8 Small though we are in Singapore, we can play a role in the development of Chinese culture and its evolving civilisation. We are a major centre for the Chinese overseas who are culturally linked to China but politically separate from it. The story of the Chinese overseas is an important story. Take China’s transformation today. Without the part played by the Chinese overseas, China’s policy of reform and opening up would have been much more difficult to carry out.

 

9 However, we must make a clear political distinction between Overseas Chinese and the Chinese overseas. Unlike the Chinese in Hong Kong, Macau and Taiwan, the Chinese overseas have different political destinies. Their story cannot be told in the same way as the Chinese dynastic histories which understandably view all Chinese history from a mainland point of view.

 

10 Once we separate political loyalty from cultural affiliation, it becomes easier for us in Singapore to celebrate and build upon our cultural links to all of Southeast Asia, to China, to India and to the West. So many cultural threads are woven into the beautiful intricate fabric that is multi-racial Singapore of which the Chinese thread is but one.

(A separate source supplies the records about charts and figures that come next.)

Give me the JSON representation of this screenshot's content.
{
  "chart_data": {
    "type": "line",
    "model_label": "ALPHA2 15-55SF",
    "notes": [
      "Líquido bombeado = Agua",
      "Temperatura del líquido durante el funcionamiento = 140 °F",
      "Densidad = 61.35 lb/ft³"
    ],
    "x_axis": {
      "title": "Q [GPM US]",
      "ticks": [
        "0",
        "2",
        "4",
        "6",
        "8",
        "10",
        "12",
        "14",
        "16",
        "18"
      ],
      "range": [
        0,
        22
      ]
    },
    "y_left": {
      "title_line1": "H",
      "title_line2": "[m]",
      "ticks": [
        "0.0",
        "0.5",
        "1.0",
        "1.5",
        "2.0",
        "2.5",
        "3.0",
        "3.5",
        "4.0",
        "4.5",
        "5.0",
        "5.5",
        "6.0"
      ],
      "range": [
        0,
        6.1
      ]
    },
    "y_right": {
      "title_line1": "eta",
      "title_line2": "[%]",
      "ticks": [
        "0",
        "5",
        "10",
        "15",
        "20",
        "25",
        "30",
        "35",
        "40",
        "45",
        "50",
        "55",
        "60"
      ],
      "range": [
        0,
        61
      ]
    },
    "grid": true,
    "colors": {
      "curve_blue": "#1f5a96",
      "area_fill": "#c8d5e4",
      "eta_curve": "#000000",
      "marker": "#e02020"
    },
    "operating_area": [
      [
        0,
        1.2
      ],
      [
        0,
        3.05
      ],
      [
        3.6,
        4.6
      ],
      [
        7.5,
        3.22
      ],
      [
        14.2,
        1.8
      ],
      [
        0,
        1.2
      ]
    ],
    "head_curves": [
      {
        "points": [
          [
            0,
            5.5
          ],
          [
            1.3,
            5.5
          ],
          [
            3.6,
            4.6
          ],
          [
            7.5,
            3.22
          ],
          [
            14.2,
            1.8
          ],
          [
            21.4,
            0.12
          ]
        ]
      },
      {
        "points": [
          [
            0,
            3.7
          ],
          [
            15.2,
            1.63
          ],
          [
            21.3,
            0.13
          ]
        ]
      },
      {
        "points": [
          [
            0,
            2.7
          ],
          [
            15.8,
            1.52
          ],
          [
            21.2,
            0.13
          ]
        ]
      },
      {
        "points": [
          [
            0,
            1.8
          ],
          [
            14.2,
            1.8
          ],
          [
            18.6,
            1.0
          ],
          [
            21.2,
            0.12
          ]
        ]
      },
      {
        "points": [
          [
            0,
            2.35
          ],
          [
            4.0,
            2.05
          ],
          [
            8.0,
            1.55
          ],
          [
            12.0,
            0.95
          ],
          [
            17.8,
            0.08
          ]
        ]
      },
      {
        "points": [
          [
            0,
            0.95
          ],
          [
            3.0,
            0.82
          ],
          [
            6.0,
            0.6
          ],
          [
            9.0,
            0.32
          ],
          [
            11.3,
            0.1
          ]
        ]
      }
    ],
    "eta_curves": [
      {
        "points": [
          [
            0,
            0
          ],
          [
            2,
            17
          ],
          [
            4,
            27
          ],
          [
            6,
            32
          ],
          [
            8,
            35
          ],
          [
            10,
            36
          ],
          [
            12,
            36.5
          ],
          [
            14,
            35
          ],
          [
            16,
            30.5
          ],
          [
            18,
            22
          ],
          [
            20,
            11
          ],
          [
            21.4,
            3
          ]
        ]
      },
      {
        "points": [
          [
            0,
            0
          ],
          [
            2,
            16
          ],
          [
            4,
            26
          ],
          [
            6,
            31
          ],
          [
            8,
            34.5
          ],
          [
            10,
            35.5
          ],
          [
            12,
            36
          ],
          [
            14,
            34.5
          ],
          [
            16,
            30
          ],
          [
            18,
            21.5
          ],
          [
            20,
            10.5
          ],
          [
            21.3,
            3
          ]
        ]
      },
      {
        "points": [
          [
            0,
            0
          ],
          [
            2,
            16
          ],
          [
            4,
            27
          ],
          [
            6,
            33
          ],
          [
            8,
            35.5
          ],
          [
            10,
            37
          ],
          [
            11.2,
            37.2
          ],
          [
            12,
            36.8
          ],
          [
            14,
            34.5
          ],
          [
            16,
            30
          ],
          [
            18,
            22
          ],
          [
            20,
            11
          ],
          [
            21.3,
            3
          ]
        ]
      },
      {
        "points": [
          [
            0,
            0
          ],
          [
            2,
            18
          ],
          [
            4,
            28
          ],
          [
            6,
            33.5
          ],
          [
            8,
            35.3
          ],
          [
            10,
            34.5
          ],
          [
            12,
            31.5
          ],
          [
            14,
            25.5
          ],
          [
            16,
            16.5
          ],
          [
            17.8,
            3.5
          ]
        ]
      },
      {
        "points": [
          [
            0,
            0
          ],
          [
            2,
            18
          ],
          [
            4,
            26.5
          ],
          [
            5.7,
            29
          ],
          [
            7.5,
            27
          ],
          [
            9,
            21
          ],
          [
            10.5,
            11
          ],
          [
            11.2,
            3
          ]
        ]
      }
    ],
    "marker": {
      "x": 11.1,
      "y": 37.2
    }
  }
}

Cultural diversity is at the heart of Singapore society. Cultural diversity, like biological diversity, is important for the long-term survival of the human race.

 

11 I congratulate members of the HuayiNet Project Committee and its Adviser, Professor Wang Gungwu, for their wonderful work. On behalf of all of us, I would also like to thank Yayasan Lee (Lee Foundation in Malaysia) for its generous financial support of the project. May the Year of the Golden Dragon usher in an era of greater cross-cultural understanding in the world.